2.6098 sayılı Kanun'un 122 nci maddesi.

3. Değerlendirme
1.Bölge Adliye Mahkemelerinin nihai kararlarının bozulması 6100 sayılı Kanun’un 371 inci maddesinde yer alan sebeplerden birinin varlığı hâlinde mümkündür.

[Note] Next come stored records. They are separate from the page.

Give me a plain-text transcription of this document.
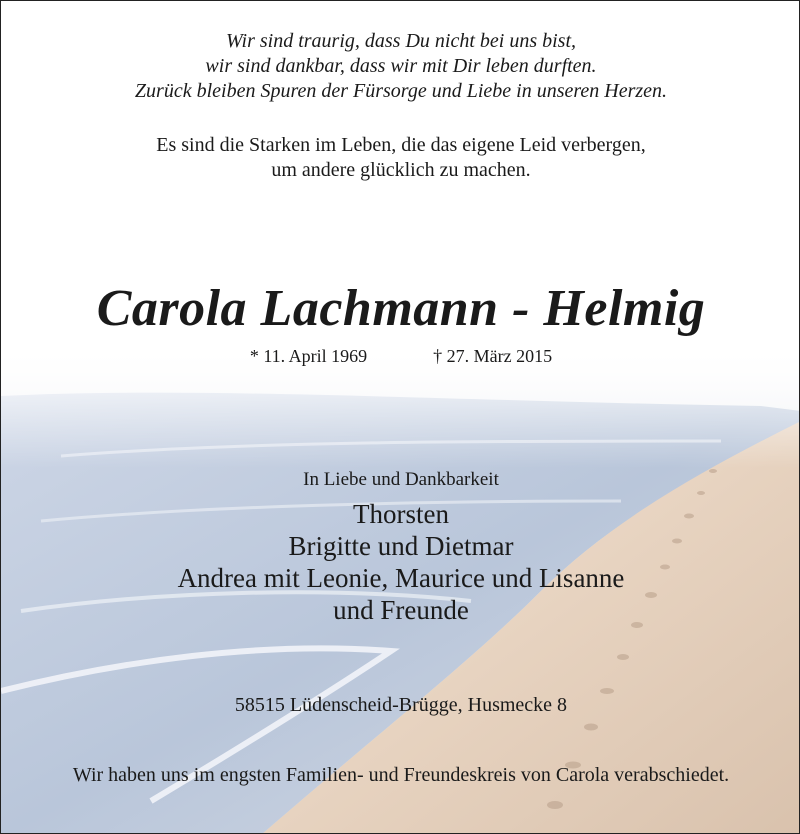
Wir sind traurig, dass Du nicht bei uns bist,
wir sind dankbar, dass wir mit Dir leben durften.
Zurück bleiben Spuren der Fürsorge und Liebe in unseren Herzen.
Es sind die Starken im Leben, die das eigene Leid verbergen,
um andere glücklich zu machen.
Carola Lachmann - Helmig
* 11. April 1969	† 27. März 2015
In Liebe und Dankbarkeit
Thorsten
Brigitte und Dietmar
Andrea mit Leonie, Maurice und Lisanne
und Freunde
58515 Lüdenscheid-Brügge, Husmecke 8
Wir haben uns im engsten Familien- und Freundeskreis von Carola verabschiedet.
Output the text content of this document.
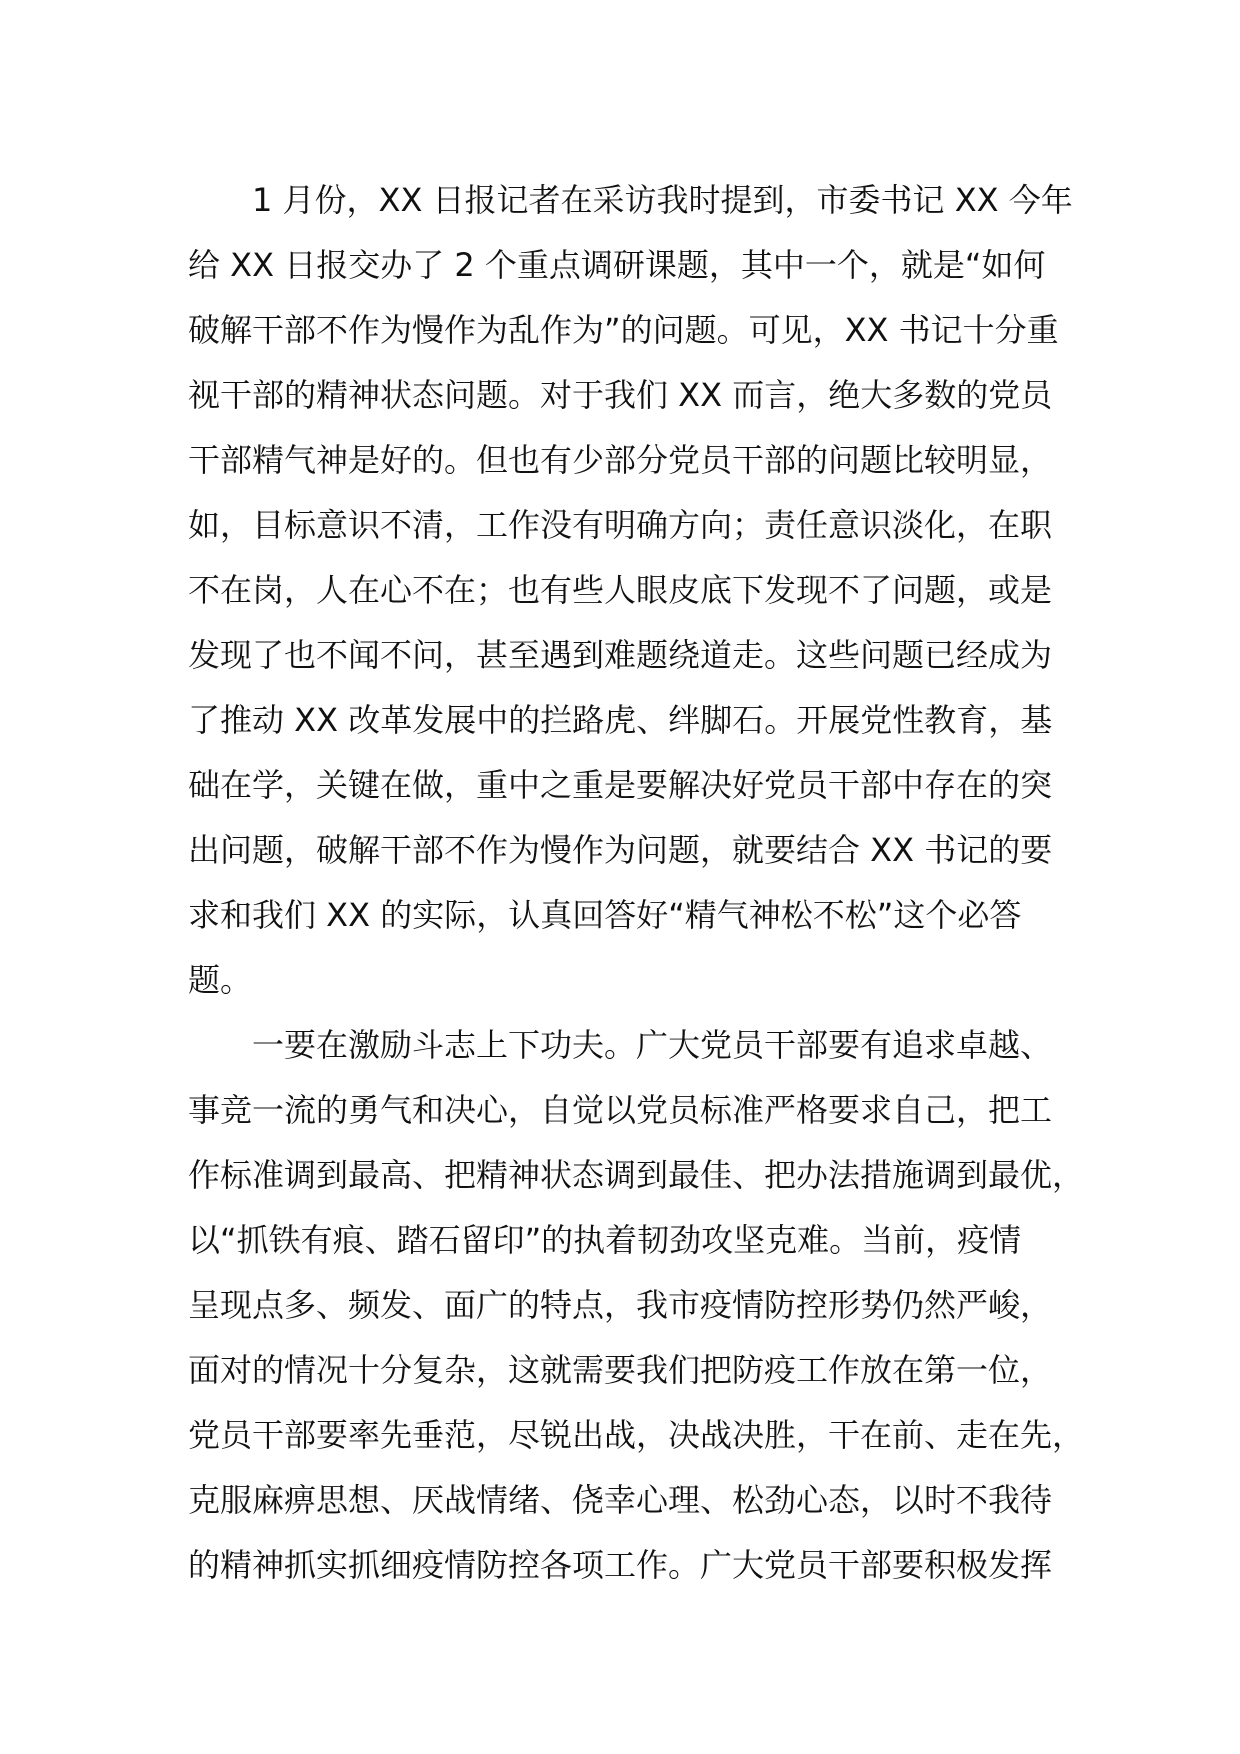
　　1 月份，XX 日报记者在采访我时提到，市委书记 XX 今年
给 XX 日报交办了 2 个重点调研课题，其中一个，就是“如何
破解干部不作为慢作为乱作为”的问题。可见，XX 书记十分重
视干部的精神状态问题。对于我们 XX 而言，绝大多数的党员
干部精气神是好的。但也有少部分党员干部的问题比较明显，
如，目标意识不清，工作没有明确方向；责任意识淡化，在职
不在岗，人在心不在；也有些人眼皮底下发现不了问题，或是
发现了也不闻不问，甚至遇到难题绕道走。这些问题已经成为
了推动 XX 改革发展中的拦路虎、绊脚石。开展党性教育，基
础在学，关键在做，重中之重是要解决好党员干部中存在的突
出问题，破解干部不作为慢作为问题，就要结合 XX 书记的要
求和我们 XX 的实际，认真回答好“精气神松不松”这个必答
题。
　　一要在激励斗志上下功夫。广大党员干部要有追求卓越、
事竞一流的勇气和决心，自觉以党员标准严格要求自己，把工
作标准调到最高、把精神状态调到最佳、把办法措施调到最优，
以“抓铁有痕、踏石留印”的执着韧劲攻坚克难。当前，疫情
呈现点多、频发、面广的特点，我市疫情防控形势仍然严峻，
面对的情况十分复杂，这就需要我们把防疫工作放在第一位，
党员干部要率先垂范，尽锐出战，决战决胜，干在前、走在先，
克服麻痹思想、厌战情绪、侥幸心理、松劲心态，以时不我待
的精神抓实抓细疫情防控各项工作。广大党员干部要积极发挥
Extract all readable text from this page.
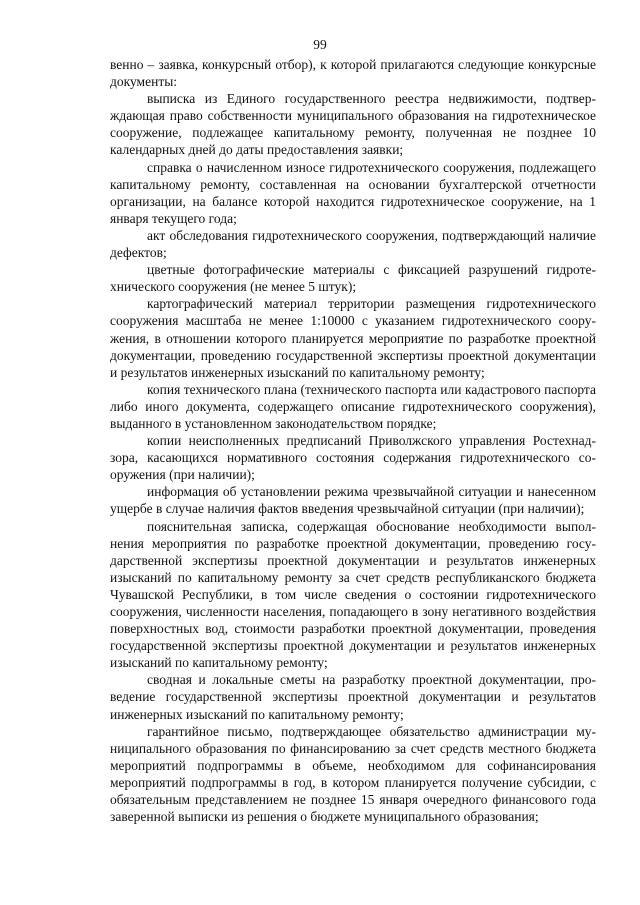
99

венно – заявка, конкурсный отбор), к которой прилагаются следующие конкурсные документы:

выписка из Единого государственного реестра недвижимости, подтверждающая право собственности муниципального образования на гидротехническое сооружение, подлежащее капитальному ремонту, полученная не позднее 10 календарных дней до даты предоставления заявки;

справка о начисленном износе гидротехнического сооружения, подлежащего капитальному ремонту, составленная на основании бухгалтерской отчетности организации, на балансе которой находится гидротехническое сооружение, на 1 января текущего года;

акт обследования гидротехнического сооружения, подтверждающий наличие дефектов;

цветные фотографические материалы с фиксацией разрушений гидротехнического сооружения (не менее 5 штук);

картографический материал территории размещения гидротехнического сооружения масштаба не менее 1:10000 с указанием гидротехнического сооружения, в отношении которого планируется мероприятие по разработке проектной документации, проведению государственной экспертизы проектной документации и результатов инженерных изысканий по капитальному ремонту;

копия технического плана (технического паспорта или кадастрового паспорта либо иного документа, содержащего описание гидротехнического сооружения), выданного в установленном законодательством порядке;

копии неисполненных предписаний Приволжского управления Ростехнадзора, касающихся нормативного состояния содержания гидротехнического сооружения (при наличии);

информация об установлении режима чрезвычайной ситуации и нанесенном ущербе в случае наличия фактов введения чрезвычайной ситуации (при наличии);

пояснительная записка, содержащая обоснование необходимости выполнения мероприятия по разработке проектной документации, проведению государственной экспертизы проектной документации и результатов инженерных изысканий по капитальному ремонту за счет средств республиканского бюджета Чувашской Республики, в том числе сведения о состоянии гидротехнического сооружения, численности населения, попадающего в зону негативного воздействия поверхностных вод, стоимости разработки проектной документации, проведения государственной экспертизы проектной документации и результатов инженерных изысканий по капитальному ремонту;

сводная и локальные сметы на разработку проектной документации, проведение государственной экспертизы проектной документации и результатов инженерных изысканий по капитальному ремонту;

гарантийное письмо, подтверждающее обязательство администрации муниципального образования по финансированию за счет средств местного бюджета мероприятий подпрограммы в объеме, необходимом для софинансирования мероприятий подпрограммы в год, в котором планируется получение субсидии, с обязательным представлением не позднее 15 января очередного финансового года заверенной выписки из решения о бюджете муниципального образования;
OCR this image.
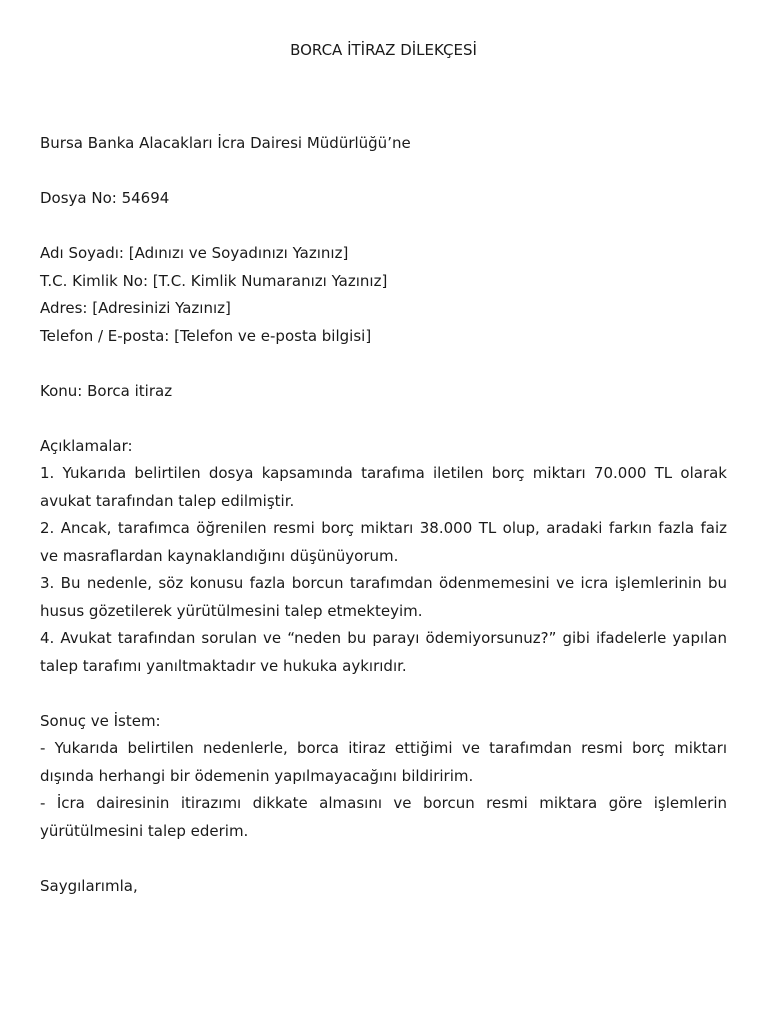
BORCA İTİRAZ DİLEKÇESİ
Bursa Banka Alacakları İcra Dairesi Müdürlüğü’ne
Dosya No: 54694
Adı Soyadı: [Adınızı ve Soyadınızı Yazınız]
T.C. Kimlik No: [T.C. Kimlik Numaranızı Yazınız]
Adres: [Adresinizi Yazınız]
Telefon / E-posta: [Telefon ve e-posta bilgisi]
Konu: Borca itiraz
Açıklamalar:
1. Yukarıda belirtilen dosya kapsamında tarafıma iletilen borç miktarı 70.000 TL olarak avukat tarafından talep edilmiştir.
2. Ancak, tarafımca öğrenilen resmi borç miktarı 38.000 TL olup, aradaki farkın fazla faiz ve masraflardan kaynaklandığını düşünüyorum.
3. Bu nedenle, söz konusu fazla borcun tarafımdan ödenmemesini ve icra işlemlerinin bu husus gözetilerek yürütülmesini talep etmekteyim.
4. Avukat tarafından sorulan ve “neden bu parayı ödemiyorsunuz?” gibi ifadelerle yapılan talep tarafımı yanıltmaktadır ve hukuka aykırıdır.
Sonuç ve İstem:
- Yukarıda belirtilen nedenlerle, borca itiraz ettiğimi ve tarafımdan resmi borç miktarı dışında herhangi bir ödemenin yapılmayacağını bildiririm.
- İcra dairesinin itirazımı dikkate almasını ve borcun resmi miktara göre işlemlerin yürütülmesini talep ederim.
Saygılarımla,
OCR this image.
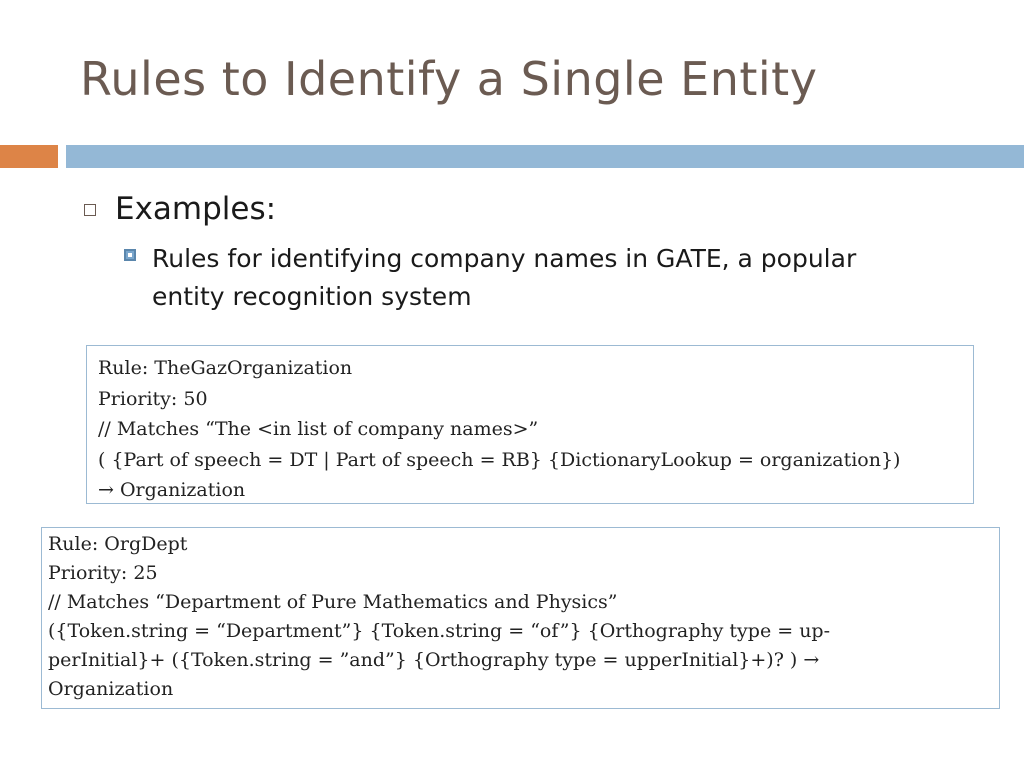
Rules to Identify a Single Entity
Examples:
Rules for identifying company names in GATE, a popular entity recognition system
Rule: TheGazOrganization
Priority: 50
// Matches “The <in list of company names>”
( {Part of speech = DT | Part of speech = RB} {DictionaryLookup = organization})
→ Organization
Rule: OrgDept
Priority: 25
// Matches “Department of Pure Mathematics and Physics”
({Token.string = “Department”} {Token.string = “of”} {Orthography type = up-
perInitial}+ ({Token.string = ”and”} {Orthography type = upperInitial}+)? ) →
Organization
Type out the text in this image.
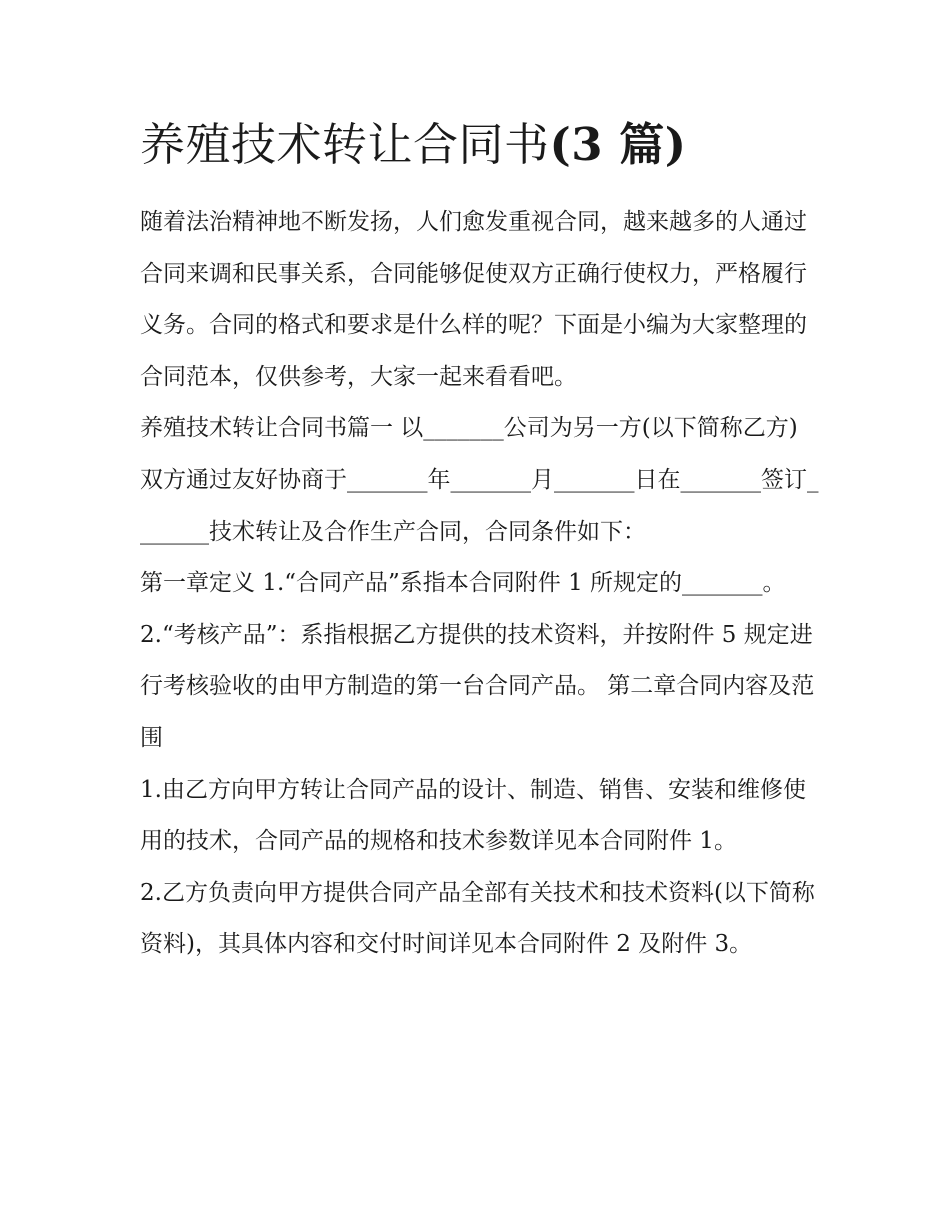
养殖技术转让合同书(3 篇)

随着法治精神地不断发扬，人们愈发重视合同，越来越多的人通过合同来调和民事关系，合同能够促使双方正确行使权力，严格履行义务。合同的格式和要求是什么样的呢？下面是小编为大家整理的合同范本，仅供参考，大家一起来看看吧。

养殖技术转让合同书篇一 以_______公司为另一方(以下简称乙方)

双方通过友好协商于_______年_______月_______日在_______签订_______技术转让及合作生产合同，合同条件如下：

第一章定义 1.“合同产品”系指本合同附件 1 所规定的_______。

2.“考核产品”：系指根据乙方提供的技术资料，并按附件 5 规定进行考核验收的由甲方制造的第一台合同产品。 第二章合同内容及范围

1.由乙方向甲方转让合同产品的设计、制造、销售、安装和维修使用的技术，合同产品的规格和技术参数详见本合同附件 1。

2.乙方负责向甲方提供合同产品全部有关技术和技术资料(以下简称资料)，其具体内容和交付时间详见本合同附件 2 及附件 3。
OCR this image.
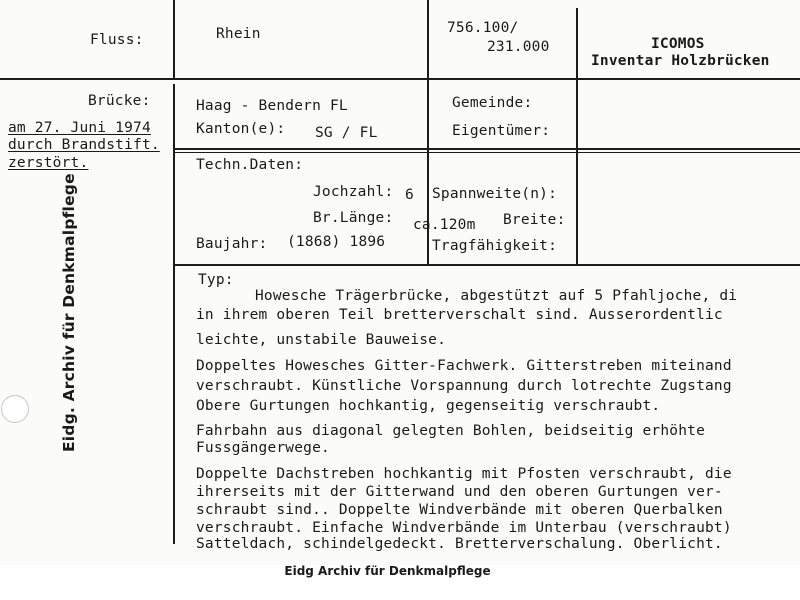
Fluss:	Rhein	756.100/
231.000	ICOMOS
Inventar Holzbrücken
Brücke:
am 27. Juni 1974
durch Brandstift.
zerstört.
Haag - Bendern FL
Kanton(e): SG / FL
Gemeinde:
Eigentümer:
Techn.Daten:
Jochzahl: 6
Br.Länge: ca.120m
Baujahr: (1868) 1896
Spannweite(n):
Breite:
Tragfähigkeit:
Typ:
Howesche Trägerbrücke, abgestützt auf 5 Pfahljoche, di
in ihrem oberen Teil bretterverschalt sind. Ausserordentlic
leichte, unstabile Bauweise.
Doppeltes Howesches Gitter-Fachwerk. Gitterstreben miteinand
verschraubt. Künstliche Vorspannung durch lotrechte Zugstang
Obere Gurtungen hochkantig, gegenseitig verschraubt.
Fahrbahn aus diagonal gelegten Bohlen, beidseitig erhöhte
Fussgängerwege.
Doppelte Dachstreben hochkantig mit Pfosten verschraubt, die
ihrerseits mit der Gitterwand und den oberen Gurtungen ver-
schraubt sind.. Doppelte Windverbände mit oberen Querbalken
verschraubt. Einfache Windverbände im Unterbau (verschraubt)
Satteldach, schindelgedeckt. Bretterverschalung. Oberlicht.
Eidg. Archiv für Denkmalpflege
Eidg Archiv für Denkmalpflege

2.Temyizen incelenen karar, tarafların karşılıklı iddia ve savunmalarına, dayandıkları belgelere, uyuşmazlığa uygulanması gereken hukuk kuralları ile hukuki ilişkinin nitelendirilmesine, dava şartlarına, yargılama ve ispat kuralları ile kararda belirtilen gerekçelere göre usul ve kanuna uygun olup davacı vekilince temyiz dilekçesinde ileri sürülen nedenler kararın bozulmasını gerektirecek nitelikte görülmemiştir.

VI. KARAR
Açıklanan sebeplerle;
Temyiz olunan Bölge Adliye Mahkemesi kararının 6100 sayılı Kanun’un 370 inci maddesinin birinci fıkrası uyarınca ONANMASINA,

Takdir olunan 17.100,00 TL duruşma vekalet ücretinin davacıdan alınarak davalıya verilmesine,

Davacı harçtan muaf olduğundan, harç alınmasına yer olmadığına,

Dosyanın İlk Derece Mahkemesine, kararın bir örneğinin Bölge Adliye Mahkemesine gönderilmesine,

30.11.2023 tarihinde oy birliğiyle karar verildi.